Aku nyaris tersedak di saat Mas Arka menatapku tajam. Saking gugupnya, aku langsung menunduk karena merasa jika ucapanku mungkin menyinggungnya.

"Mau kamu gunakan atau tidak, sudah menjadi kewajiban saya untuk memberimu nafkah," katanya, lalu berlalu meninggalkanku yang masih menunduk.

Hatiku diliputi rasa bersalah karena sudah membuat Mas Arka tersingung. Ya ... Allah, setahun hidup dengannya kenapa tidak bisa membuatku tersadar jika seharusnya aku mengiyakan terhadap apa pun keputusan Mas Arka. Sebenarnya, aku tidak bermaksud menolak pemberiannya, tetapi nominal uang yang setiap bulan dikirimkan olehnya terlalu besar untuk kebutuhan kami.

"Ya, Halo, La?" sapaku pada Lala, Adik ipar Mas Arka.

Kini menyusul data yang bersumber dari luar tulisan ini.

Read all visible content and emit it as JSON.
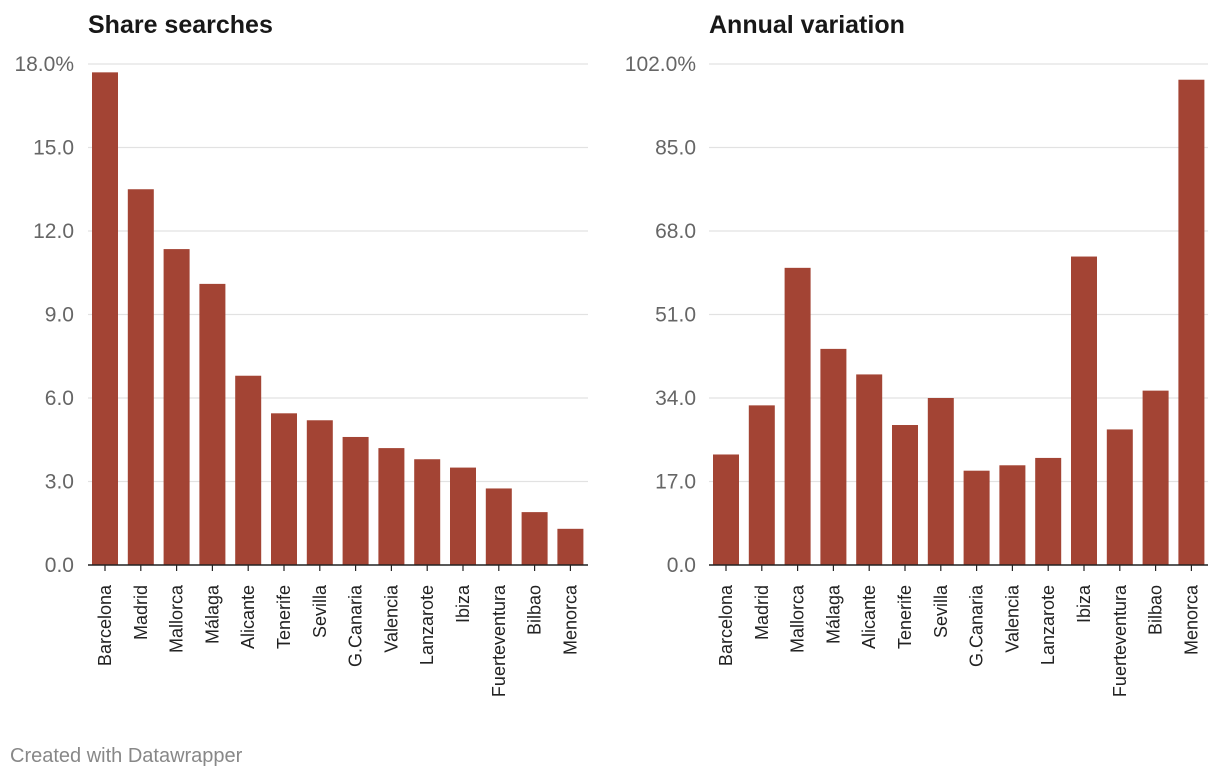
{
  "colors": {
    "bar": "#a34434",
    "grid": "#e2e2e2",
    "axis": "#222222",
    "tick_text": "#666666"
  },
  "chart_data": [
    {
      "type": "bar",
      "title": "Share searches",
      "categories": [
        "Barcelona",
        "Madrid",
        "Mallorca",
        "Málaga",
        "Alicante",
        "Tenerife",
        "Sevilla",
        "G.Canaria",
        "Valencia",
        "Lanzarote",
        "Ibiza",
        "Fuerteventura",
        "Bilbao",
        "Menorca"
      ],
      "values": [
        17.7,
        13.5,
        11.35,
        10.1,
        6.8,
        5.45,
        5.2,
        4.6,
        4.2,
        3.8,
        3.5,
        2.75,
        1.9,
        1.3
      ],
      "yticks": [
        0,
        3,
        6,
        9,
        12,
        15,
        18
      ],
      "ytick_labels": [
        "0.0",
        "3.0",
        "6.0",
        "9.0",
        "12.0",
        "15.0",
        "18.0%"
      ],
      "ylim": [
        0,
        18
      ],
      "xlabel": "",
      "ylabel": ""
    },
    {
      "type": "bar",
      "title": "Annual variation",
      "categories": [
        "Barcelona",
        "Madrid",
        "Mallorca",
        "Málaga",
        "Alicante",
        "Tenerife",
        "Sevilla",
        "G.Canaria",
        "Valencia",
        "Lanzarote",
        "Ibiza",
        "Fuerteventura",
        "Bilbao",
        "Menorca"
      ],
      "values": [
        22.5,
        32.5,
        60.5,
        44.0,
        38.8,
        28.5,
        34.0,
        19.2,
        20.3,
        21.8,
        62.8,
        27.6,
        35.5,
        98.8
      ],
      "yticks": [
        0,
        17,
        34,
        51,
        68,
        85,
        102
      ],
      "ytick_labels": [
        "0.0",
        "17.0",
        "34.0",
        "51.0",
        "68.0",
        "85.0",
        "102.0%"
      ],
      "ylim": [
        0,
        102
      ],
      "xlabel": "",
      "ylabel": ""
    }
  ],
  "footer": {
    "credit": "Created with Datawrapper"
  }
}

Sebenarnya salah satu hal yang membuatku sabar saat berada pada situasi seperti ini adalah keluarga Mas Arka yang sangat baik menerimaku. Padahal kalau dipikir-pikir, harusnya mereka membenci keluargaku karena sudah membuat malu keluarganya.
Tapi baik Ibu, Ayah mertua, dan kedua adik Mas Arka, Lala dan Dino, sangat baik dan perhatian kepadaku.

"Mbak, sibuk nggak?"

"Nggak La, ada apa?"

"Ikut Lala ke toko, yuk, Mbak!"

Aku tak langsung menjawab ajakan Lala. Aku telebih dahulu menimang apakah mungkin Mas Arka mengizinkanku untuk keluar tanpa sepengetahuannya? Tapi, tak ada salahnya juga jika aku mencoba meminta izin kepada Mas Arka terlebih dahulu.

"Mbak mau izin Mas Arka dulu, ya, La."

"Siap! Kabari Lala kalau Mas Arka mengizinkan. Nanti Lala jemput."

Saat sambungan telepon kami tertutup, aku segera berniat mengirim pesan kepada Mas Arka.

Mas Arka suamiku: Mas, Anin boleh ikut Lala ke resto?

Tak sampai tiga detik, ponselku berbunyi. Aku semakin kaget karena yang tertera di layar ponsel bukan hanya balasan Mas Arka, tetapi pangilan darinya.

"Mau ke sana sendiri atau dijemput Lala?"

Aku kesulitan menelan salivaku ketika mendengar pertanyaan Mas Arka yang tiba-tiba.

"Assalamalaikum, Mas." Aku lebih dulu mengucapkan salam, bukan karena mengabaikan pertanyaan Mas Arka.

"Waalaikumsalam."

"Iya, mau dijemput Lala, kalau Mas izinkan."

Mas Arka tidak kunjung menjawab, dan itu membuatku sedikit gelisah sembari menggigit pelan bibir dalam. Aku takut kalau Mas Arka tidak memperbolehkan.

"Minta Lala antar kalau urusan kalian sudah selesai."